During the last weekend, we brought the kids to one of the places where we used to go as students here. We brought them to one of the Vietnamese streets to enjoy the famous beef pho (rice noodle or vermicelli).
The street has not change much. The food was just as fabulous as it was almost 20 years ago. The kids enjoyed the food - or at least we hope they did as much as us.
Sometimes I feel I miss this food for too long. And I would gladly go back as often as I can.
But it is more than just the food that I have rediscovered here. It is also the memory and the years that we spent here. It is the memory of the night where I knelt before the empty blank wall and surrendered my life to my God and the joyous surprise when I first met my wife.
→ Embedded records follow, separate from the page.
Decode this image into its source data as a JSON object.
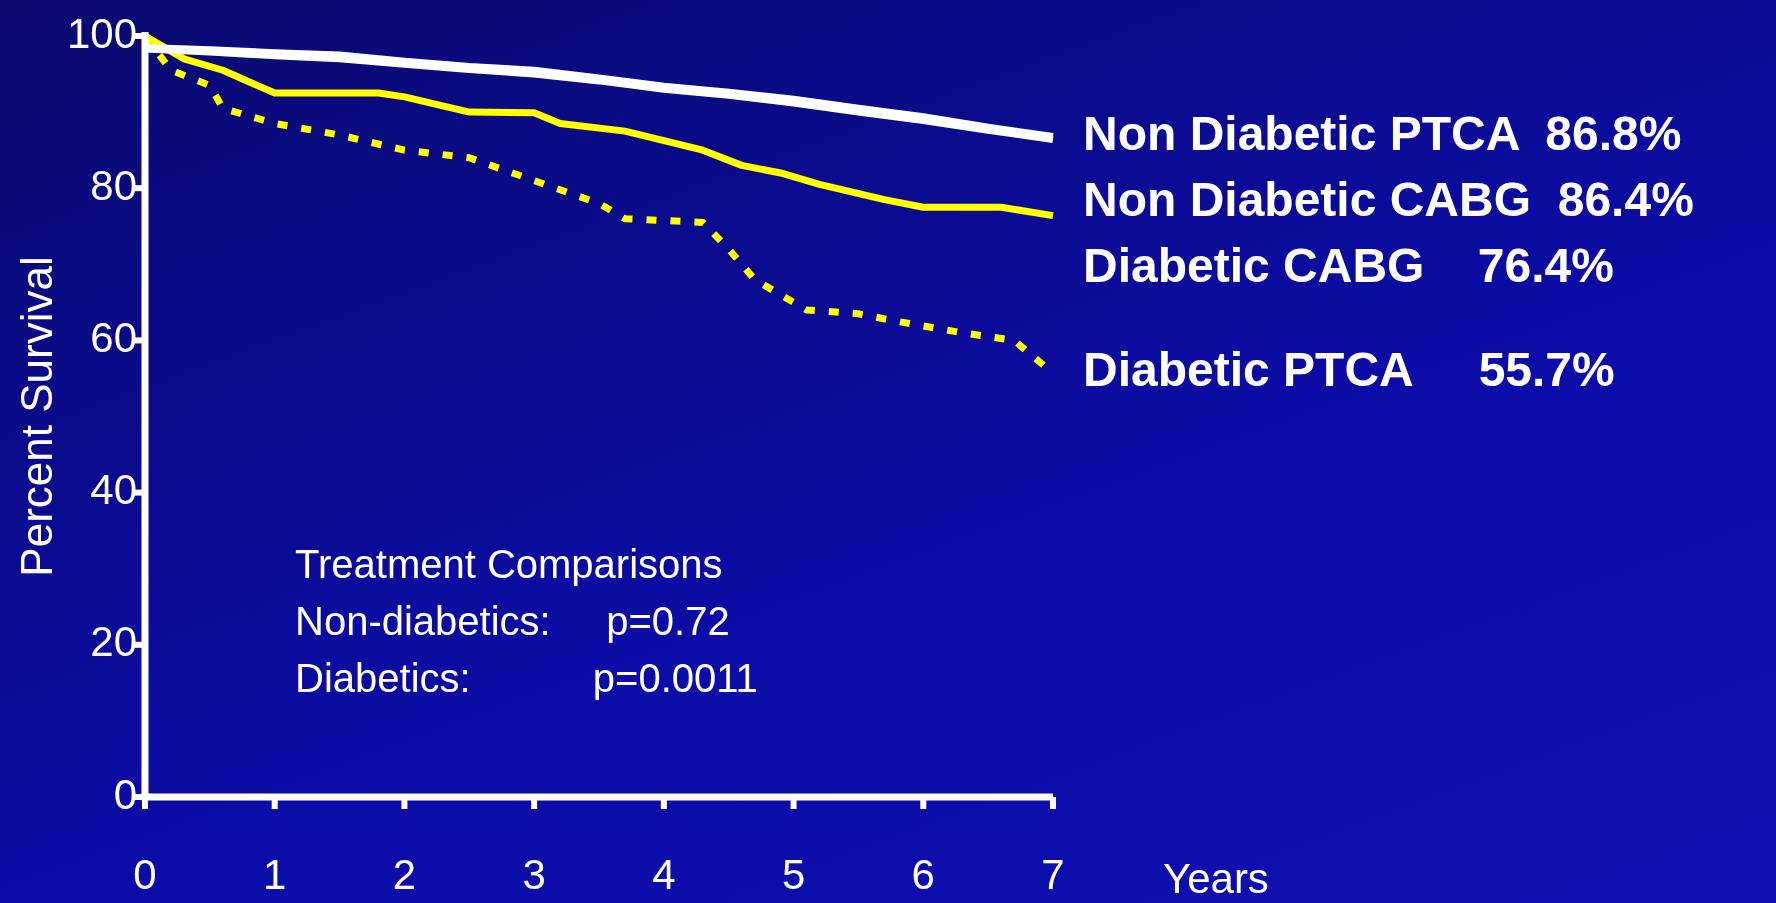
{
  "chart_data": {
    "type": "line",
    "xlabel": "Years",
    "ylabel": "Percent Survival",
    "xlim": [
      0,
      7
    ],
    "xticks": [
      0,
      1,
      2,
      3,
      4,
      5,
      6,
      7
    ],
    "ylim": [
      0,
      100
    ],
    "yticks": [
      0,
      20,
      40,
      60,
      80,
      100
    ],
    "grid": false,
    "legend": false,
    "marker": "none",
    "series": [
      {
        "name": "Non Diabetic PTCA  86.8%",
        "color": "#ffffff",
        "line_style": "solid",
        "x": [
          0,
          0.5,
          1,
          1.5,
          2,
          2.5,
          3,
          3.5,
          4,
          4.5,
          5,
          5.5,
          6,
          6.5,
          7
        ],
        "values": [
          98.5,
          98.2,
          97.8,
          97.5,
          96.7,
          96,
          95.5,
          94.5,
          93.4,
          92.6,
          91.7,
          90.5,
          89.4,
          88,
          86.8
        ]
      },
      {
        "name": "Non Diabetic CABG  86.4%",
        "color": "#ffffff",
        "line_style": "solid",
        "x": [
          0,
          0.5,
          1,
          1.5,
          2,
          2.5,
          3,
          3.5,
          4,
          4.5,
          5,
          5.5,
          6,
          6.5,
          7
        ],
        "values": [
          98.3,
          97.9,
          97.4,
          97,
          96.3,
          95.6,
          95,
          94.1,
          93,
          92.2,
          91.2,
          90,
          88.9,
          87.6,
          86.4
        ]
      },
      {
        "name": "Diabetic CABG    76.4%",
        "color": "#ffff00",
        "line_style": "solid",
        "x": [
          0,
          0.3,
          0.6,
          1,
          1.8,
          2,
          2.5,
          3,
          3.2,
          3.7,
          4.3,
          4.6,
          4.9,
          5.2,
          5.7,
          6,
          6.6,
          7
        ],
        "values": [
          100,
          97,
          95.5,
          92.5,
          92.5,
          92,
          90,
          89.9,
          88.5,
          87.5,
          85,
          83,
          82,
          80.5,
          78.5,
          77.5,
          77.5,
          76.4
        ]
      },
      {
        "name": "Diabetic PTCA     55.7%",
        "color": "#ffff00",
        "line_style": "dotted",
        "x": [
          0,
          0.2,
          0.5,
          0.6,
          1,
          1.5,
          2,
          2.5,
          3,
          3.5,
          3.7,
          4.3,
          4.5,
          4.7,
          5.1,
          5.5,
          5.8,
          6.3,
          6.7,
          7
        ],
        "values": [
          100,
          95.5,
          93.5,
          90.5,
          88.5,
          87,
          85,
          84,
          81,
          78,
          76,
          75.5,
          72,
          68,
          64,
          63.5,
          62.5,
          61,
          60,
          55.7
        ]
      }
    ],
    "annotations": [
      "Treatment Comparisons",
      "Non-diabetics:     p=0.72",
      "Diabetics:           p=0.0011"
    ]
  }
}
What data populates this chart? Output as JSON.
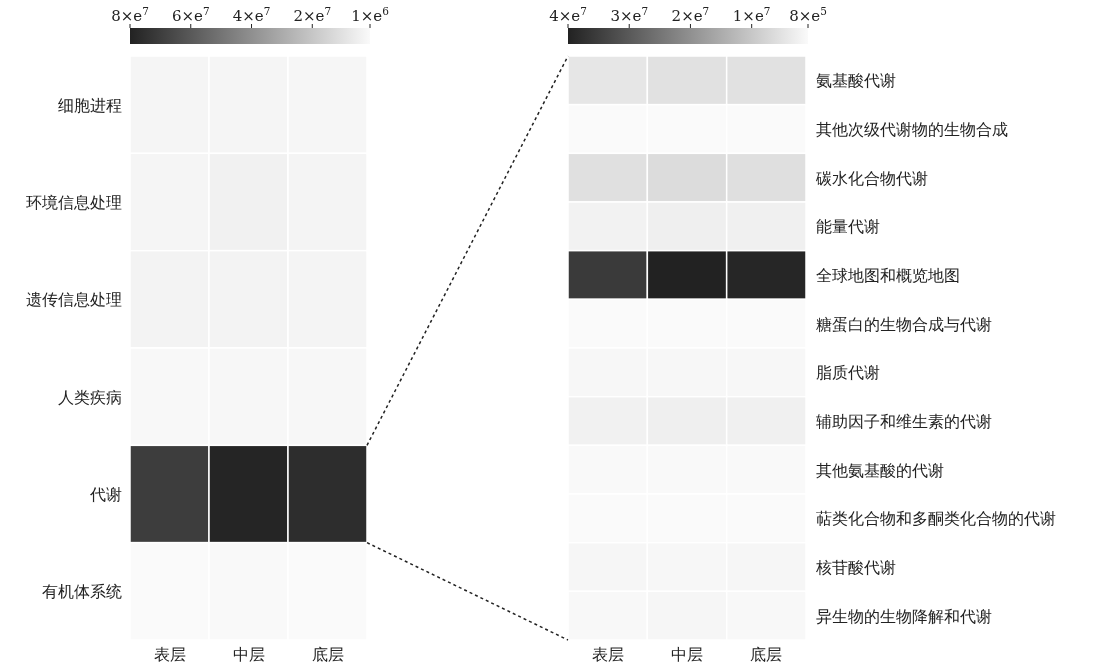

It is also the cold winter nights spent preparing for exam or the long working days in the hospital.
There is a strange sense of familiarity with the whole city here. Sometimes when I drive home at night, I would almost be momentarily confused. Some of the roads looked like what they were 20 years ago. Some of the roadside buildings have not change for the last 20 years.
There is a strange sense of familiarity in this street. Somewhere along the dirty alley and the crowded noisy restaurant, time seems to have stood still. And somewhere between the loud conversations of the patrons and the smell of mint and beef noodles is a doorway back to my youth, a doorway through 20 years of time.
As we count down another year, another decade, and another station of life, perhaps what seems to have gone for good is not lost forever. Perhaps what is lost is the doorway back to where we were. Perhaps if we could only find the way; the tiny restaurant hidden behind the crooked alleyway, or the fresh smell of pine in the early morning sun, or the drizzle in the cold dark winter night, we could once again turn the hands of clock back, and live again what was thought lost forever.